CONGRESSIONAL RECORD – SENATE 


October 10, 1973


Page 33540


Mr. MUSKIE. Mr. President, the bill reported from conference would appropriate $5,000,000 "for the preparation of environmental impact statements as required by section 102(2) (c) of the National Environmental Policy Act on all proposed actions by the Environmental Protection Agency, except where prohibited by law." The ambiguous language of this section requires some clarification, since an unwarranted and improper construction of it could call into question the settled relationship of the National Environmental Policy Act – NEPA – to the regulatory activities of the Environmental Protection Agency – EPA. Therefore, I would first like to ask the Senator from Wyoming whether the conferees intended for this language to change or modify existing substantive law in any way?


Mr. McGEE. The answer, of course, to the question raised by the Senator from Maine is, "No."


As we all know, it would not be in order for the Congress to legislate through the vehicle of an appropriations bill. In fact when the House passed this bill on June 15 a point of order was raised on aspects of this item. The House manager, Mr. WHITTEN, struck that part of this provision which was legislation. I can only assume that the remainder to which you refer was not considered legislation in the other body either or it also would have been stricken.

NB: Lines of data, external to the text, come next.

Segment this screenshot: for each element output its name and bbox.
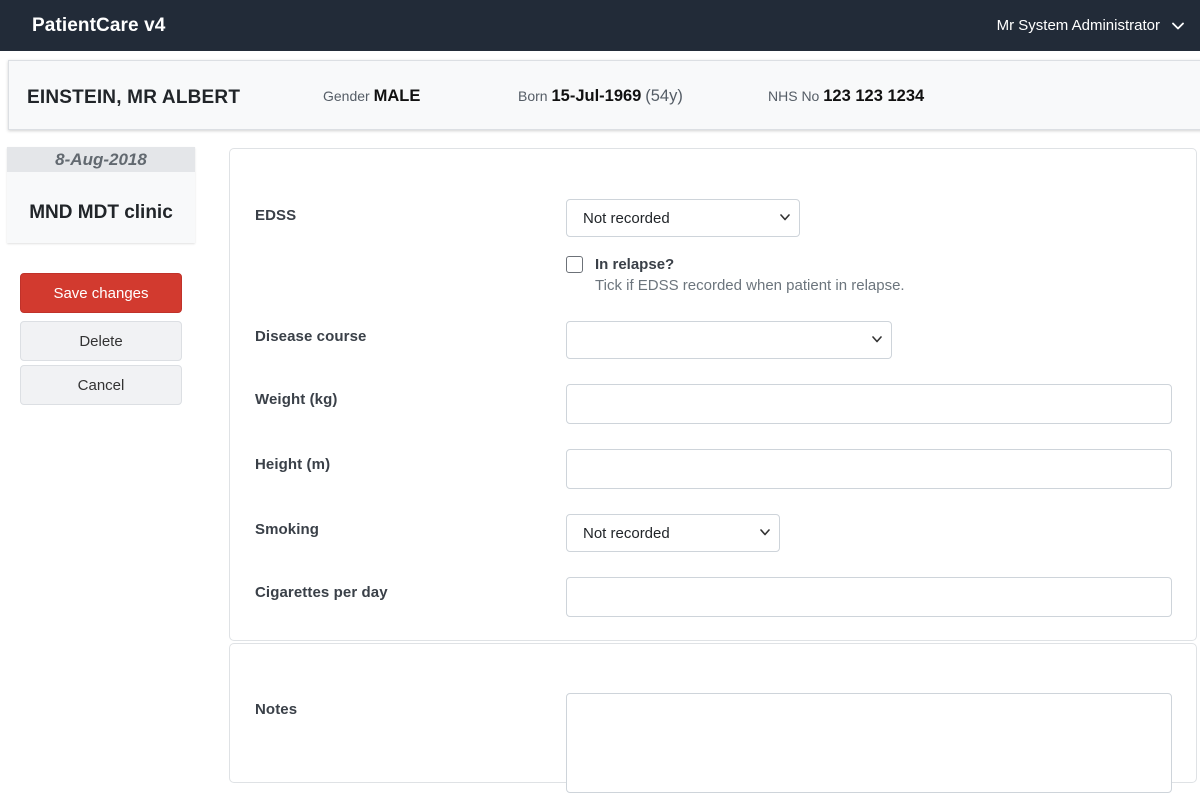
chevron-down-icon bbox=[872, 336, 882, 343]
smoking-label: Smoking bbox=[255, 521, 320, 538]
gender-value: MALE bbox=[373, 87, 421, 105]
edss-label: EDSS bbox=[255, 207, 297, 224]
patient-nhs: NHS No 123 123 1234 bbox=[768, 87, 924, 106]
encounter-title: MND MDT clinic bbox=[29, 202, 173, 223]
nhs-label: NHS No bbox=[768, 88, 820, 104]
encounter-date: 8-Aug-2018 bbox=[7, 147, 195, 172]
relapse-checkbox[interactable] bbox=[566, 256, 583, 273]
patient-gender: Gender MALE bbox=[323, 87, 420, 106]
edss-select[interactable]: Not recorded bbox=[566, 199, 800, 237]
patient-born: Born 15-Jul-1969 (54y) bbox=[518, 87, 683, 106]
cigarettes-label: Cigarettes per day bbox=[255, 584, 388, 601]
chevron-down-icon[interactable] bbox=[1172, 22, 1184, 30]
patient-age: (54y) bbox=[645, 87, 683, 105]
encounter-card: 8-Aug-2018 MND MDT clinic bbox=[7, 147, 195, 243]
height-label: Height (m) bbox=[255, 456, 331, 473]
disease-course-select[interactable] bbox=[566, 321, 892, 359]
born-label: Born bbox=[518, 88, 548, 104]
smoking-select[interactable]: Not recorded bbox=[566, 514, 780, 552]
chevron-down-icon bbox=[780, 214, 790, 221]
app-brand[interactable]: PatientCare v4 bbox=[32, 15, 165, 37]
notes-textarea[interactable] bbox=[566, 693, 1172, 793]
cancel-button[interactable]: Cancel bbox=[20, 365, 182, 405]
relapse-help-text: Tick if EDSS recorded when patient in re… bbox=[595, 277, 905, 294]
weight-input[interactable] bbox=[566, 384, 1172, 424]
weight-label: Weight (kg) bbox=[255, 391, 338, 408]
disease-course-label: Disease course bbox=[255, 328, 367, 345]
relapse-label: In relapse? bbox=[595, 256, 675, 273]
chevron-down-icon bbox=[760, 529, 770, 536]
top-navbar: PatientCare v4 Mr System Administrator bbox=[0, 0, 1200, 51]
patient-name: EINSTEIN, MR ALBERT bbox=[27, 87, 241, 108]
patient-banner: EINSTEIN, MR ALBERT Gender MALE Born 15-… bbox=[8, 60, 1200, 130]
height-input[interactable] bbox=[566, 449, 1172, 489]
smoking-value: Not recorded bbox=[583, 524, 670, 542]
save-button[interactable]: Save changes bbox=[20, 273, 182, 313]
notes-label: Notes bbox=[255, 701, 298, 718]
user-name[interactable]: Mr System Administrator bbox=[997, 17, 1160, 34]
born-value: 15-Jul-1969 bbox=[551, 87, 642, 105]
nhs-value: 123 123 1234 bbox=[823, 87, 925, 105]
notes-section: Notes bbox=[229, 643, 1197, 793]
user-menu[interactable]: Mr System Administrator bbox=[997, 17, 1184, 34]
edss-value: Not recorded bbox=[583, 209, 670, 227]
gender-label: Gender bbox=[323, 88, 370, 104]
cigarettes-input[interactable] bbox=[566, 577, 1172, 617]
encounter-form: EDSS Not recorded In relapse? Tick if ED… bbox=[229, 148, 1197, 641]
delete-button[interactable]: Delete bbox=[20, 321, 182, 361]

Mr. MUSKIE. In that case, let me outline for the benefit of the Senator my understanding of the existing law governing the application of NEPA to the EPA. I would, appreciate knowing whether it corresponds to the view of the law held by the Senate conferees when they agreed to accept this amendment. Under existing statutory and case law, the only instances wherein the EPA is required to prepare environmental impact statements are in connection with the making of waste treatment construction grants and the issuance of discharge permits for new water pollution sources under the Federal Water Pollution Control Act. Section 511(c) (1) and the legislative history of that act clearly state that all of the provisions of NEPA are to apply to those two specific activities. Except for that narrow extension of NEPA's coverage authorized under section 511(c) (1), the Congress has never wavered from the intention expressed in enacting NEPA that the legislative mandates of the environmental improvement agencies – now EPA – were not to be changed in any way by NEPA.


The courts have enforced this legislative intent in dealing with the question of NEPA's application to the EPA's regulatory functions. In several recent Clean Air Act decisions – including Appalachian Power Co. against EPA, Getty Oil Co. against Ruckelshaus, Anaconda Co. against Ruckelshaus, Portland Cement Association against Ruckelshaus, and others – several circuit courts of appeals have held uniformly that the law prohibits the application of NEPA to the EPA's regulatory functions.


Mr. McGEE. In view of the Senator from Maine's knowledge on this complex issue, I would respect his view of the law on this question. In that connection, I would point out that the language of the section which we are discussing provides explicitly that the funds appropriated are to be used only for the preparation of impact statements where such statements are not prohibited by existing law.


Mr. MUSKIE. Am I correct, then, in my understanding that the language of this section should be construed to provide funds for the EPA to prepare environmental impact statements where the Agency is required to do so by existing law?


Mr. McGEE. Yes.


Mr. MUSKIE. I thank the Senator, and I express to him my appreciation for helping to make available the funding necessary to expedite the Agency's environmental regulatory and improvement efforts with which we are all so deeply concerned.